'King Kong' review: You'll go ape for the spectacle, not the story
WHAT "King Kong"
WHERE Broadway Theatre, 1681 Broadway
INFO Tickets, from $49, at telecharge.com, 212-239-6200
BOTTOM LINE It's all about the spectacle, as the 2,000-pound gorilla takes on Broadway.
You have to give them credit for recognizing the problem. Late in the second act of "King Kong," the musical that just opened at the Broadway Theatre, the leading man invokes W.C. Fields' warning about the dangers of working with children and animals. When that animal is a 2,000-pound gorilla, well, let’s just say it’s hard for the human actors to make much of an impression.
As grand spectacle, "King Kong" is the real deal, the heart-stopping special effects beyond expectations. From the moment the imposing marionette first appears (35 minutes in, with the audience getting restless), he dominates and captivates, every fearsome roar (bravo to Jon Hoche, who voices Kong) drawing cheers. This is truly next-gen puppetry, as the actors known as the King Company, in ninja mode, breathe life into this hunk of steel and Fiberglas.
But when Kong leaves the stage, so does the energy. Ever since an early version of this piece played in Melbourne, Australia, in 2013, the storytelling has been questioned. Producers went through several writers before settling on Jack Thorne, the man responsible for the pure magic that is "Harry Potter and the Cursed Child," to rework the book.

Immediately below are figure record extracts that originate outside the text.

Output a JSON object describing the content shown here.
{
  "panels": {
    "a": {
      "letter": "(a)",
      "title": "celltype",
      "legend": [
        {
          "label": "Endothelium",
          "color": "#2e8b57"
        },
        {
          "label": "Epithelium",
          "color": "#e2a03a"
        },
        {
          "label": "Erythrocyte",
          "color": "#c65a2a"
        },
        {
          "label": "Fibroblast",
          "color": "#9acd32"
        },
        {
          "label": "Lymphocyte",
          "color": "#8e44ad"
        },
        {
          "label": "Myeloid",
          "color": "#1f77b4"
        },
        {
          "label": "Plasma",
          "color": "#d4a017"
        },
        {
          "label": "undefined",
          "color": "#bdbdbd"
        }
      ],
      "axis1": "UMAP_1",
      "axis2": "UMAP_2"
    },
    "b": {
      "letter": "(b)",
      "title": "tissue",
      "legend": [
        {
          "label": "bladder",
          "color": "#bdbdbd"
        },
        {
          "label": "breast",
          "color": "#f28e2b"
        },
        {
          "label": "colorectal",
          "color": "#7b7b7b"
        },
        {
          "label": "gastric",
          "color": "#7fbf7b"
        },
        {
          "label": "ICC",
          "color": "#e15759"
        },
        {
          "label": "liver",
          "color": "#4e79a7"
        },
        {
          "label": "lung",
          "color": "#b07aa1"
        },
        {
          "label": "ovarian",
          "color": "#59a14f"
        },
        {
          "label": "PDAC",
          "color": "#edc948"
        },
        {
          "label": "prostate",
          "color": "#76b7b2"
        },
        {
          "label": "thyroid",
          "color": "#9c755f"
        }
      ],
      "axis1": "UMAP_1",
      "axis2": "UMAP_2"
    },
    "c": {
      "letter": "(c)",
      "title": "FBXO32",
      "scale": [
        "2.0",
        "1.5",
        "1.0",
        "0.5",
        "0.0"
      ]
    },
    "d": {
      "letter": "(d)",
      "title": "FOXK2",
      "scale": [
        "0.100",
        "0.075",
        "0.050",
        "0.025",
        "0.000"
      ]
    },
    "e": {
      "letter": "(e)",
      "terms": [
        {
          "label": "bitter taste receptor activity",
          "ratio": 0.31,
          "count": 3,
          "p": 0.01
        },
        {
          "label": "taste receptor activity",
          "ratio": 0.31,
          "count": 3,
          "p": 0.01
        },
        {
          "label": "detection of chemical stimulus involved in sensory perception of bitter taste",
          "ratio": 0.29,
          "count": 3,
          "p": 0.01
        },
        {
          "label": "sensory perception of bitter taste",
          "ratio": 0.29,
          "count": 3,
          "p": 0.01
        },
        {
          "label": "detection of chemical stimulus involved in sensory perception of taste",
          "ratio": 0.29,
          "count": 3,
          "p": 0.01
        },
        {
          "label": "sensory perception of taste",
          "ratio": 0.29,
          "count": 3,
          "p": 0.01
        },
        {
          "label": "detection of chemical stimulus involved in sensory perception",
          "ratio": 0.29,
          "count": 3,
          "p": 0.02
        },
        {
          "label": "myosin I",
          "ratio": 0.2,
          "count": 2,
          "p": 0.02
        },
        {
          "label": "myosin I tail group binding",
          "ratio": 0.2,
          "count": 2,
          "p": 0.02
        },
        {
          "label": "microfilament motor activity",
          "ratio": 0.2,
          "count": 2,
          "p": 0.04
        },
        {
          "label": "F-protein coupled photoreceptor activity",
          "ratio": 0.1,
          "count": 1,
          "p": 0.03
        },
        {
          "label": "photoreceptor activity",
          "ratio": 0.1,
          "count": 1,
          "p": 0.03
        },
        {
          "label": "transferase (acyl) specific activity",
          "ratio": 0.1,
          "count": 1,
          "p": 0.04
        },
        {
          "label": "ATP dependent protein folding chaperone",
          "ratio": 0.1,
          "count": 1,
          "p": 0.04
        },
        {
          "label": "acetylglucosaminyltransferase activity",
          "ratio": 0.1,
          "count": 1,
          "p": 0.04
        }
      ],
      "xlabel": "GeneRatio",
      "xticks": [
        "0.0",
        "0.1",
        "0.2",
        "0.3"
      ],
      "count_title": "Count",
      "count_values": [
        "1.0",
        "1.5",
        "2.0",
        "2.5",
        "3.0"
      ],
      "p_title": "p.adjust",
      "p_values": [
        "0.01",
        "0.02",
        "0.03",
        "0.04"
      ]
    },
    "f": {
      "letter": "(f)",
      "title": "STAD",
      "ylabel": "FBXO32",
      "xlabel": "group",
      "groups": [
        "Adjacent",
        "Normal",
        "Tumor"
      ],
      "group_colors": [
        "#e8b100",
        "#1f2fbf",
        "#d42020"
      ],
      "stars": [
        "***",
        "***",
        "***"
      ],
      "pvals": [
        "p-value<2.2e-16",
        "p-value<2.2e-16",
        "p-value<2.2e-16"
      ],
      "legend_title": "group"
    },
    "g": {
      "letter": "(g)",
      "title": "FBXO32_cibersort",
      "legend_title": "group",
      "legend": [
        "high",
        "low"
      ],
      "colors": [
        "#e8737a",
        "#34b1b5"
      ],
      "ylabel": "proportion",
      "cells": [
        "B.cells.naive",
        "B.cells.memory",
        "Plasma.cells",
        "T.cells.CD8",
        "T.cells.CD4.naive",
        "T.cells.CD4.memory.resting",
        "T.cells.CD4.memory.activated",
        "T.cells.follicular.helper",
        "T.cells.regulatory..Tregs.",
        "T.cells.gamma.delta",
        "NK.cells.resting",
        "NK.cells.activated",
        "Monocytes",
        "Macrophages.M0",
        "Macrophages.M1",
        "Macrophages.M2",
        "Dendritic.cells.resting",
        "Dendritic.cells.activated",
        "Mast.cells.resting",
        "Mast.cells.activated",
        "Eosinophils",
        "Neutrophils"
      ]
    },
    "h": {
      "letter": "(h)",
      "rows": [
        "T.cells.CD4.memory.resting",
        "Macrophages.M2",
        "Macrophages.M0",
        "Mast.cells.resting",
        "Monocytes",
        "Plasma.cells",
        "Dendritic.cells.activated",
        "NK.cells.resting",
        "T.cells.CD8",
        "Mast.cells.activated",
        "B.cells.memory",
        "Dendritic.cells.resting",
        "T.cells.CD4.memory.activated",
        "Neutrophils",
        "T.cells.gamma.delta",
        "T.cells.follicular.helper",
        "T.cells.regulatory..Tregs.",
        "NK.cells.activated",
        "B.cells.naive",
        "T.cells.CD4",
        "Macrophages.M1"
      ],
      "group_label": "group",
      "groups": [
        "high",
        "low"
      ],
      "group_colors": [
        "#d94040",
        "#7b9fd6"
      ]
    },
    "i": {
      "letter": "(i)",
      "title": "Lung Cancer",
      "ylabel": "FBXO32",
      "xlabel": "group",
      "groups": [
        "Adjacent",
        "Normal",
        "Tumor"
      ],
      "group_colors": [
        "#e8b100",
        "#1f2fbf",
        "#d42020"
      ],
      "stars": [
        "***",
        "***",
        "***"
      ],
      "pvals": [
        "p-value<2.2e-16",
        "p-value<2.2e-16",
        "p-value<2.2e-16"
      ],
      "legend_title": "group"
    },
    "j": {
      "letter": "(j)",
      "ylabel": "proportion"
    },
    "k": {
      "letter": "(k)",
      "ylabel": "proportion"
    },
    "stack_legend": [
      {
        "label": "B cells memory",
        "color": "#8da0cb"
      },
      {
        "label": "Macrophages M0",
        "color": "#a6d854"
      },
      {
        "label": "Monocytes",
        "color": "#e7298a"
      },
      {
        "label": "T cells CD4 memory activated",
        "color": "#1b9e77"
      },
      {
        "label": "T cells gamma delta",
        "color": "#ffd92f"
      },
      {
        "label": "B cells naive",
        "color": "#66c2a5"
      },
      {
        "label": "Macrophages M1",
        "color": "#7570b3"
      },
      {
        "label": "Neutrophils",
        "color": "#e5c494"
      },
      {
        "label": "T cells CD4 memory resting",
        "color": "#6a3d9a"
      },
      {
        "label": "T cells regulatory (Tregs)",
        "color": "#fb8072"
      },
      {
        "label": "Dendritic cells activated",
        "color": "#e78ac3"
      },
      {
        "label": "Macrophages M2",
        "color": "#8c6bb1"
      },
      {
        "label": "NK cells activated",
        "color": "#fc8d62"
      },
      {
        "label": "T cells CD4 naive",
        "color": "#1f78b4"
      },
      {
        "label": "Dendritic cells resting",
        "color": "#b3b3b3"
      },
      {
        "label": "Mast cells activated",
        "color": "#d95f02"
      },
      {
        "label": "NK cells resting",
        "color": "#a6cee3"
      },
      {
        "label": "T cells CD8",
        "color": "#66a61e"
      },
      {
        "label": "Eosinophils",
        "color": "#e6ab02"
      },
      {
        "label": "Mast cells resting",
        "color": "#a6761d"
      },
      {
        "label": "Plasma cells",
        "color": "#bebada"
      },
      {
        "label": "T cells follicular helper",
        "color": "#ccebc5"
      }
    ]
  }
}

Thorne uses just the bare bones of the 1933 movie about a filmmaker who sets sail to a mystical island in search of a mystical monster, fledgling actress in tow. But he modernizes his heroine, doing away with the traditional ditsy blonde (Fay Wray in the original movie) to hit us over the head with the message that Ann Darrow is anything but a damsel in distress. Played with conviction and significant spunk by Christiani Pitts, an African-American actress with a powerful voice, Ann becomes the focus of a story that’s not quite sure where to go. Thorne takes away the romance (in the film, Darrow falls for the ship's first mate), leaving her pretty much out there to deal with greedy, ambitious director Carl Denham (Eric William Morris, making the most of a character written to be despised) and his endearing assistant Lumpy (a sincere Erik Lochtefeld) — and of course Kong, with whom she develops an inexplicably instant bond that doesn’t totally make sense.
Director-choreographer Drew McOnie and songwriters Eddie Perfect and Marius de Vries muddy the waters with numbers that seem out of place and are at times downright confusing. Only "The Wonder," when Ann sings about Kong giving her "an education in how to be free," has any real impact, and that's lost to some extent when the ensemble joins in with a strangely contemporary dance.
Set and projection design by Peter England offers some splendid moments, notably the ship that materializes out of nowhere and rocks so realistically that anyone prone to motion sickness might want to take a Dramamine. But, yikes, the scene in which Denham works up a show to monetize the giant ape he has gassed, chained and shipped to New York, is blatantly cheesy (as if a muscle-bound hunk and a chorus line with feather fans could possibly make this work).
Which brings us back to the spectacle of it all, because ultimately that will determine the fate of this musical. Is it enough for the audience to gasp at the sight of Kong climbing the Empire State Building with Ann clinging to his back? Or shriek in real horror as he charges the front row? It's impossible to know. I’ll leave it to the infinite wisdom of the 11-year-old sitting next to me. "It’s good," he told his mom. "And it’s not good."